La poursuite de la digitalisation du système de l'enseignement supérieur, l'opérationnalisation de l'Agence nationale de l'assurance qualité dans l'enseignement supérieur et la mise en place ses cellules internes aux établissements allongent la liste des actions contenues dans la feuille de route.

Cinq attributions

Sur les attributions du département ministériel dont elle a la charge, la ministre de l'Enseignement supérieur a évoqué la définition et la mise en œuvre de la politique nationale du sous-secteur, de la formation universitaire et de la recherche académique ; l'organisation et la supervision des universités publiques, des grandes écoles et des instituts supérieurs de l'État.

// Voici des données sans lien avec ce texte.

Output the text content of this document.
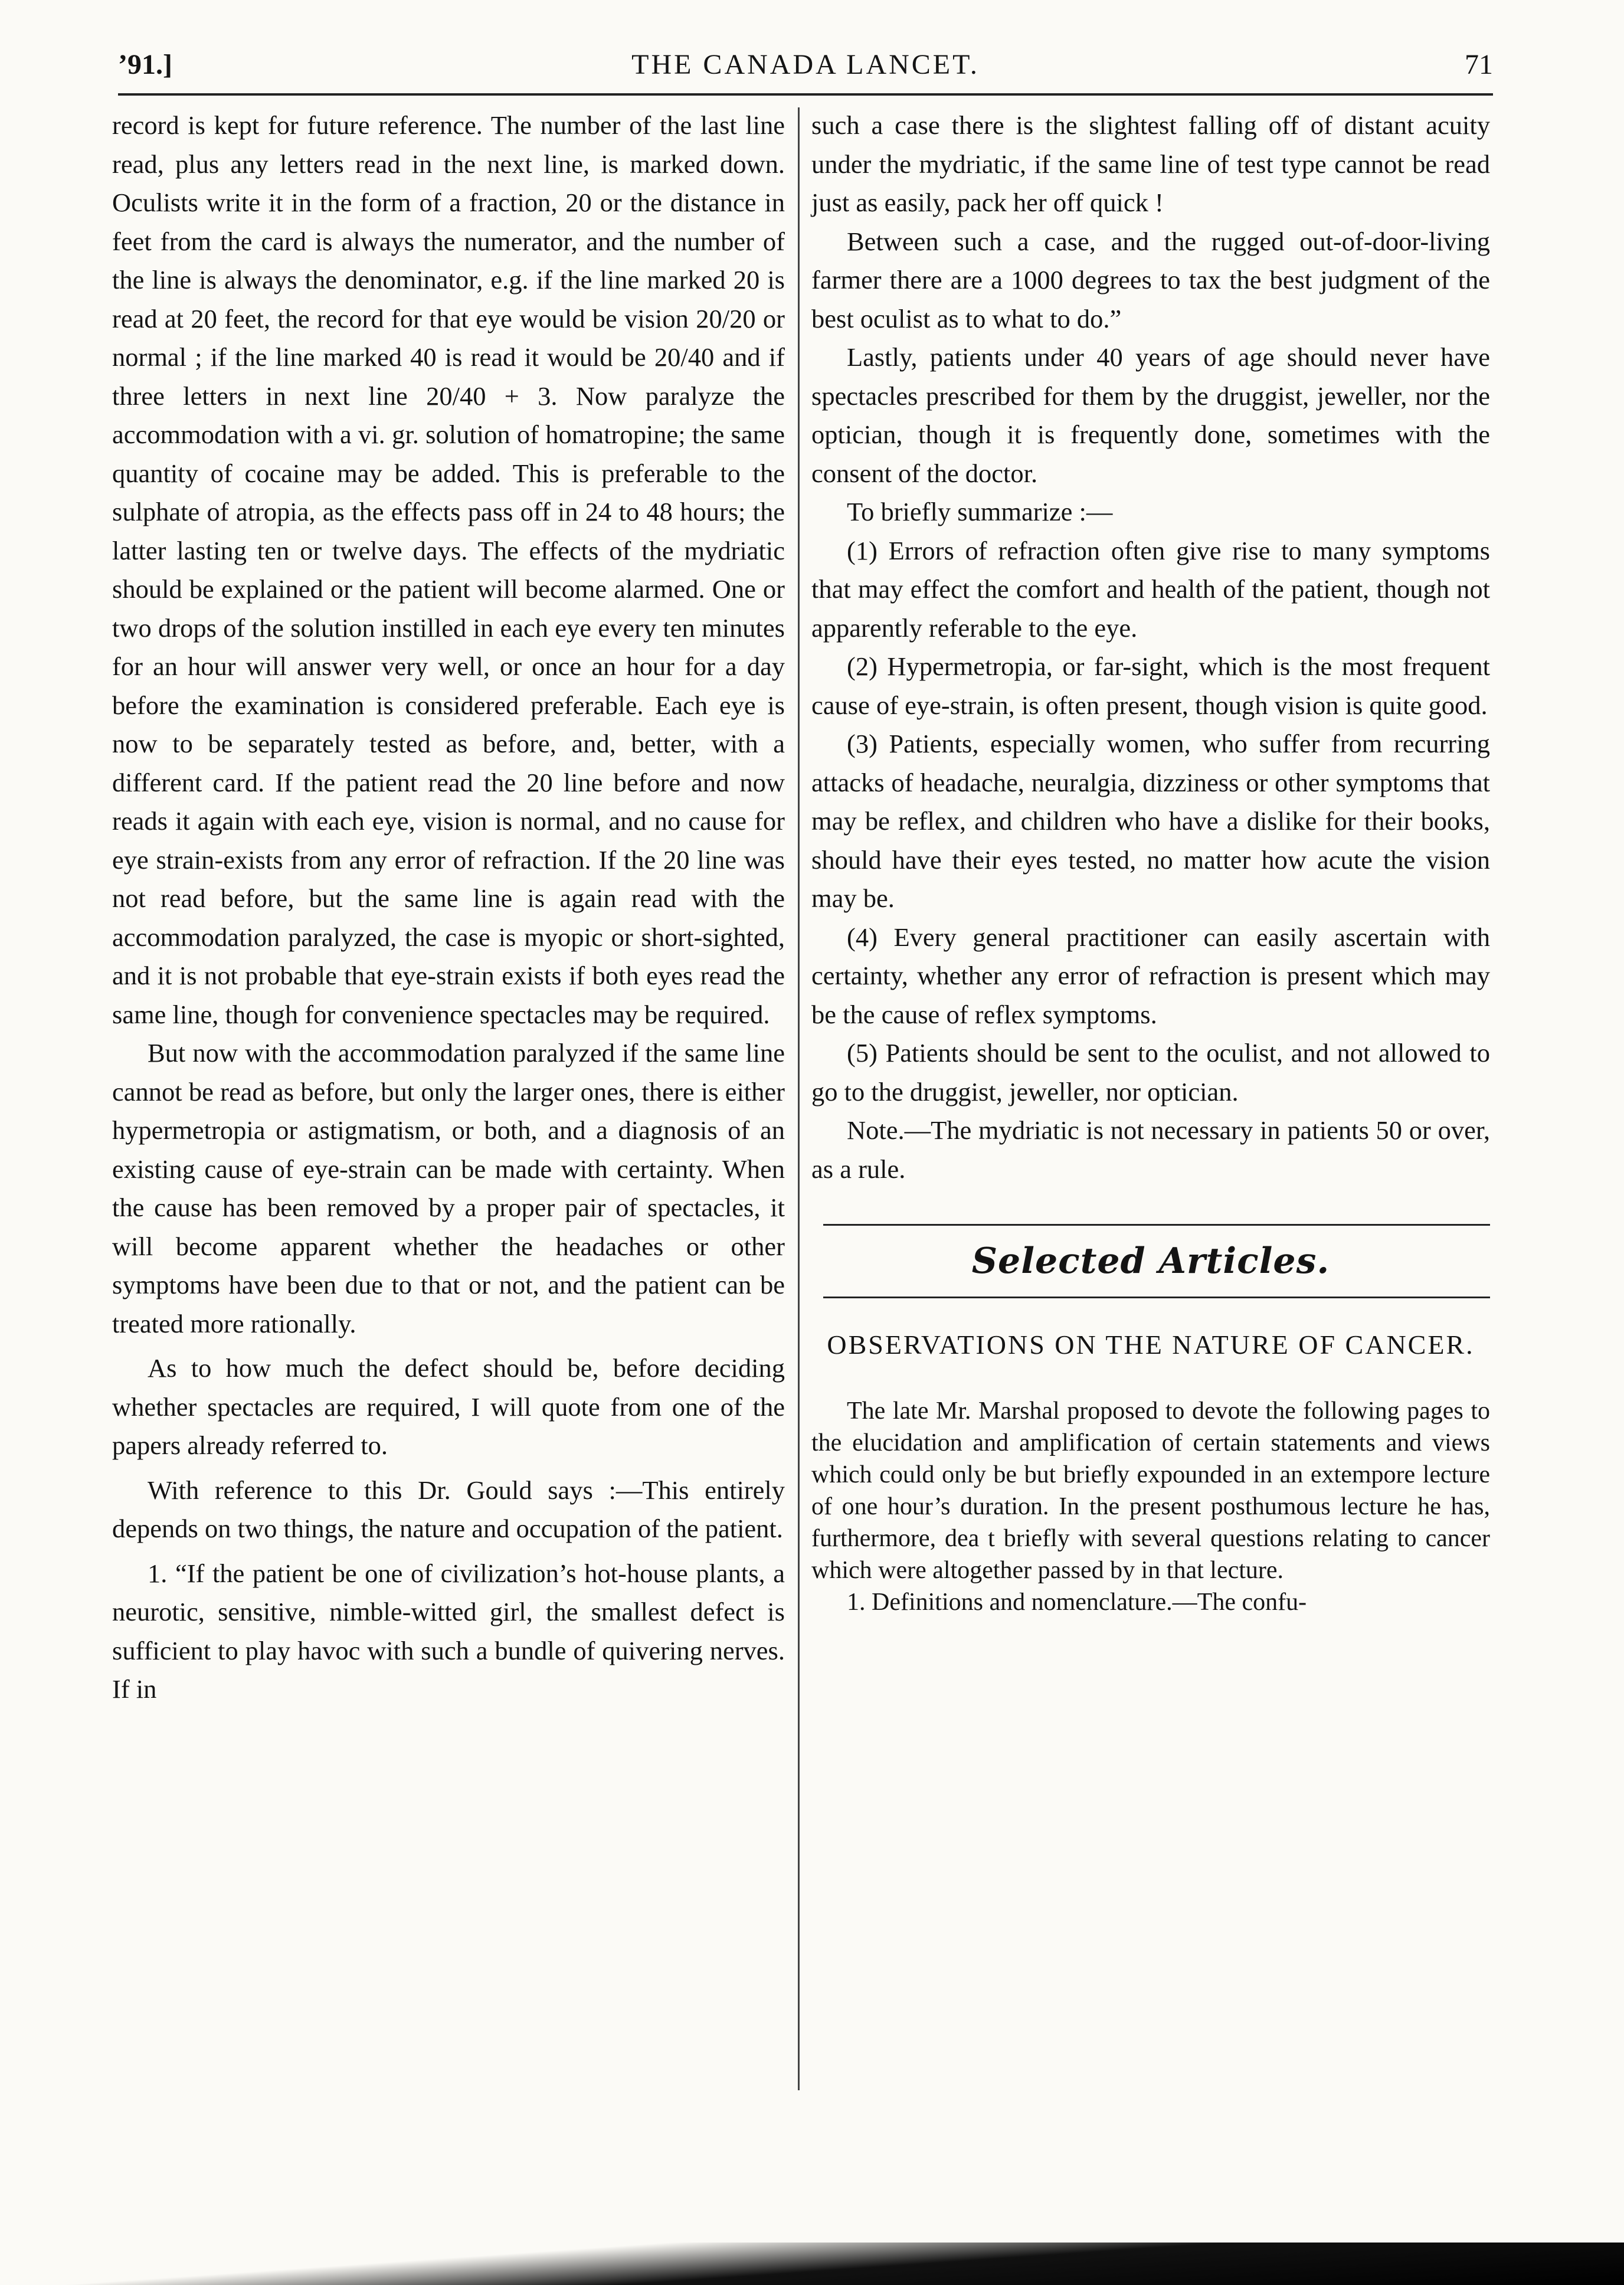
’91.]	THE CANADA LANCET.	71

record is kept for future reference. The number of the last line read, plus any letters read in the next line, is marked down. Oculists write it in the form of a fraction, 20 or the distance in feet from the card is always the numerator, and the number of the line is always the denominator, e.g. if the line marked 20 is read at 20 feet, the record for that eye would be vision 20/20 or normal ; if the line marked 40 is read it would be 20/40 and if three letters in next line 20/40 + 3. Now paralyze the accommodation with a vi. gr. solution of homatropine; the same quantity of cocaine may be added. This is preferable to the sulphate of atropia, as the effects pass off in 24 to 48 hours; the latter lasting ten or twelve days. The effects of the mydriatic should be explained or the patient will become alarmed. One or two drops of the solution instilled in each eye every ten minutes for an hour will answer very well, or once an hour for a day before the examination is considered preferable. Each eye is now to be separately tested as before, and, better, with a different card. If the patient read the 20 line before and now reads it again with each eye, vision is normal, and no cause for eye strain-exists from any error of refraction. If the 20 line was not read before, but the same line is again read with the accommodation paralyzed, the case is myopic or short-sighted, and it is not probable that eye-strain exists if both eyes read the same line, though for convenience spectacles may be required.

But now with the accommodation paralyzed if the same line cannot be read as before, but only the larger ones, there is either hypermetropia or astigmatism, or both, and a diagnosis of an existing cause of eye-strain can be made with certainty. When the cause has been removed by a proper pair of spectacles, it will become apparent whether the headaches or other symptoms have been due to that or not, and the patient can be treated more rationally.

As to how much the defect should be, before deciding whether spectacles are required, I will quote from one of the papers already referred to.

With reference to this Dr. Gould says :—This entirely depends on two things, the nature and occupation of the patient.

1. “If the patient be one of civilization’s hot-house plants, a neurotic, sensitive, nimble-witted girl, the smallest defect is sufficient to play havoc with such a bundle of quivering nerves. If in

such a case there is the slightest falling off of distant acuity under the mydriatic, if the same line of test type cannot be read just as easily, pack her off quick !

Between such a case, and the rugged out-of-door-living farmer there are a 1000 degrees to tax the best judgment of the best oculist as to what to do.”

Lastly, patients under 40 years of age should never have spectacles prescribed for them by the druggist, jeweller, nor the optician, though it is frequently done, sometimes with the consent of the doctor.

To briefly summarize :—

(1) Errors of refraction often give rise to many symptoms that may effect the comfort and health of the patient, though not apparently referable to the eye.

(2) Hypermetropia, or far-sight, which is the most frequent cause of eye-strain, is often present, though vision is quite good.

(3) Patients, especially women, who suffer from recurring attacks of headache, neuralgia, dizziness or other symptoms that may be reflex, and children who have a dislike for their books, should have their eyes tested, no matter how acute the vision may be.

(4) Every general practitioner can easily ascertain with certainty, whether any error of refraction is present which may be the cause of reflex symptoms.

(5) Patients should be sent to the oculist, and not allowed to go to the druggist, jeweller, nor optician.

Note.—The mydriatic is not necessary in patients 50 or over, as a rule.

Selected Articles.
OBSERVATIONS ON THE NATURE OF CANCER.

The late Mr. Marshal proposed to devote the following pages to the elucidation and amplification of certain statements and views which could only be but briefly expounded in an extempore lecture of one hour’s duration. In the present posthumous lecture he has, furthermore, dea t briefly with several questions relating to cancer which were altogether passed by in that lecture.

1. Definitions and nomenclature.—The confu-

Aussi, la délivrance des accréditations aux établissements d'enseignement supérieur privés en veillant au respect des normes académiques ; la coordination de l'adéquation entre les formations universitaires dispensées et les besoins du marché ; la promotion de l'excellence académique, la mobilité estudiantine internationale et les partenariats avec les institutions étrangères.

« Nous veillerons de façon générale au fonctionnement régulier des organes de gouvernance, à l'adoption de plans stratégiques et de manuels de procédure, car la navigation des universités publiques et privées ne saurait se faire à vue, mais plutôt selon une planification rigoureuse, une répartition des rôles et un suivi précis », a conclu la ministre de l'Enseignement supérieur.